In those days Mass was said each Sunday and Holy Day by the priests of St Patricks parish in the chapel of Killingbeck cemetery.
Together with other catholic children in the area I attended the Cross Gates Council School until St Theresa's School was built in 1930.
The Nuns from St Patrick's gave religious instruction to those of us who were attending the local council school each Sunday after Mass.
There was a very enthusiastic young musician by the name of Willie Ryan who played the harmonium in the chapel; he very soon formed a boys' choir. There was a choir practice every Tuesday evening in the chapel, attending during the summer months was not too bad, but attendance on dark winter evenings was a little daunting. Non-the-less we kept up the attendance and managed to master the sung plain chant Mass, the Latin Benediction hymns, the 0 Salutaris , the Tantum Ergo and the Adoremus. We also Learnt many motets including the Jubilto Deo , 0 Sacrum Convivium and the Inclina Ad Me. We also Learned every verse in Latin of the Lenten Hymn Stabat Mater Dolarosa.
At That time the Cemetery Chapel did not have electricity installed, the chapel was illuminated by oil lamps for the evening Choir practices and the midnight masses at Christmas. Willie had quite an accomplished choir by the time we moved to the newly built St Theresa's School Chapel in 1930.
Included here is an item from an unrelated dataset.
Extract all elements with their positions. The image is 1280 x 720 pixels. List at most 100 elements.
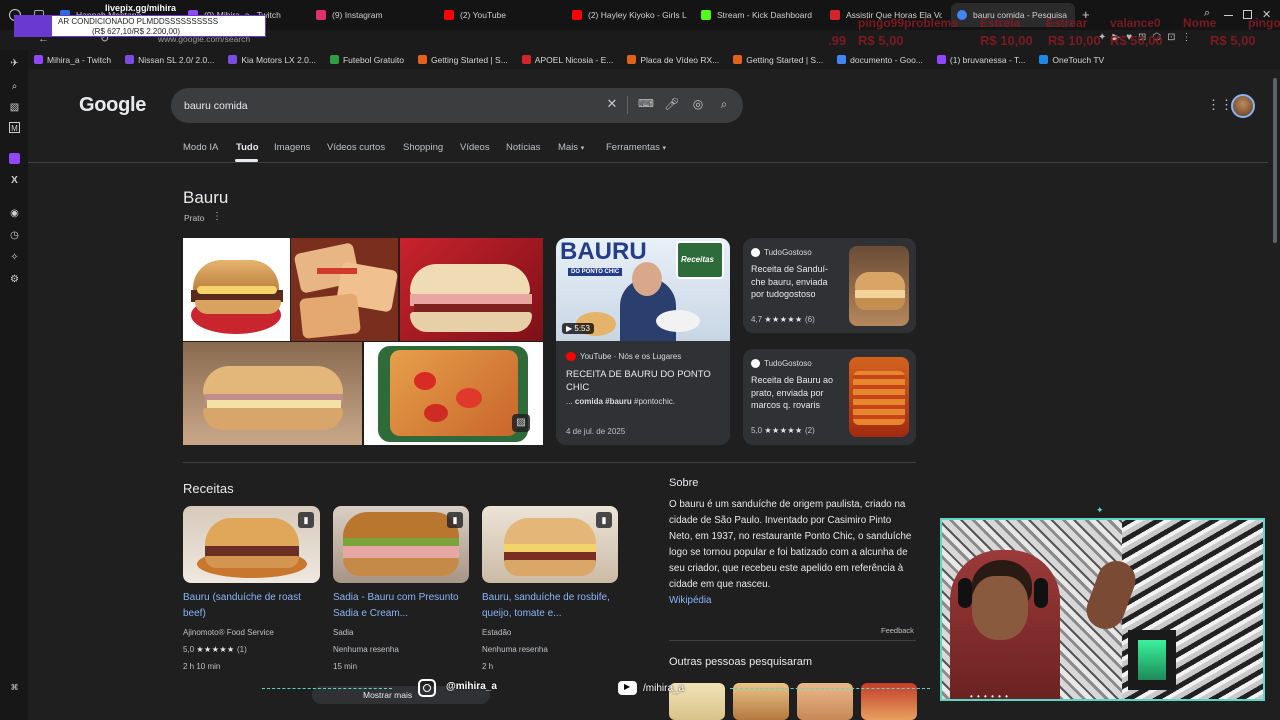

Early in 1930 the parish of St Theresa Was formed with Fr Patrick O'Halloren as the first parish priest. His first Presbytery was at No 152 Austhorpe Road. Sunday Mass was continued to be said in the Cemetery chapel with the addition of Mass being said in the Station Hotel on Station Road until the School I Chapel was opened in September 1930. Sunday and Holy day masses were continued to be said in the Killingbeck Cemetery Chapel into the late 1940s.